I saw the debate that @Paracelsus raised with the commodity for the users. With this in mind, I’m going to ask if it would be possible to have a setting to “Auto-Continue Topics that are closed due to max-topic size”. That is, when a mega-topic is automatically closed, would it be possible for it to open another with the same author, same title (with a number maybe at the end of the topic?) and the only content being a link to the previous one? (While adding the link to the new one on the closed one).
I know that it is kind of convoluted and maybe not wanted for everyone (that’s why I’m rising it as an optional setting) but for high-traffic sites with relevant topics it could be useful, I guess. wdyt?
This is like asking “should we encourage people to smoke cigarettes by auto-buying them a new pack when they run out?”
Not unless they get a lot of traffic, which they should not if they are closed, I would think? See how it goes but stopping the bleeding of the active mega topics is step zero, so you are on a good path here
Just a follow-up… We’re trying now to deal with these mega-topics by splitting them in chunks of 10k post each. However, the system doesn’t seem to be willing to cope with our strategy :
I get a “502 Bad Gateway” when selecting at least 8000 posts at a time and moving them to a new topic (haven’t tried with smaller amounts of posts). Is there a way to increase the capacity or another/better way to accomplish this? @codinghorror@pfaffman
but . . . . I think that you might have to put this in a loop to create the new post numbers. You’ll want to test your solution on a staging site. If you screw something up, you’ll be in a world of hurt.

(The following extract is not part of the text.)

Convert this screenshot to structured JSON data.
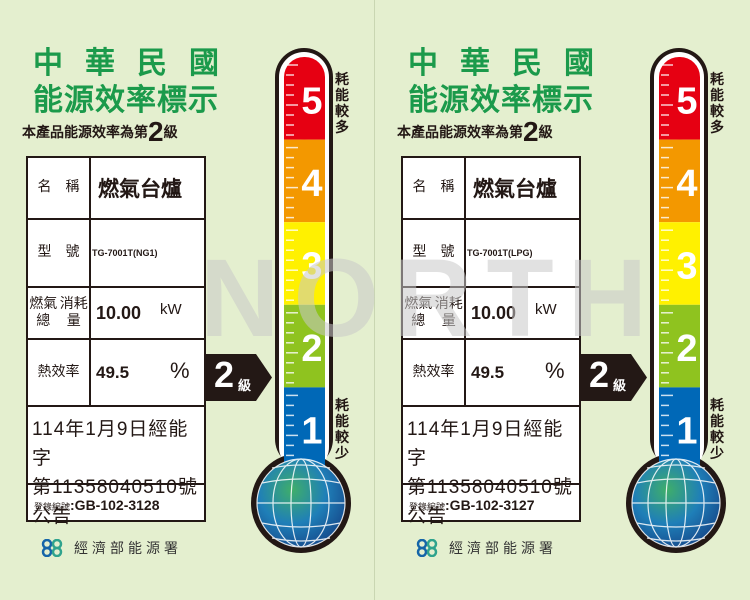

If that’s not enough for you to figure out how to do it, then you’ll probably need to post in #marketplace. But I bet no one is going to read the old posts anyway and that you should just close them and leave them huge, perhaps even deleting or unlisting them unless you think they have some SEO value.
Since reported and agreed on closing everything above the mark (and re-establishing the limits) performance seems to be better, a lot better. We still get some “Due to extreme load, this is temporarily being shown to everyone as a logged out user would see it” but considerably lower.
With that said:
Thanks for the hard work looking into how to reduce that monster table, really appreciate it.
Are there any other “Performance Tips” or even “Setups” that we may be missing? Even if they are “advanced”, any help is appreciated.
Again, a huge thanks to everyone for helping and giving feedback.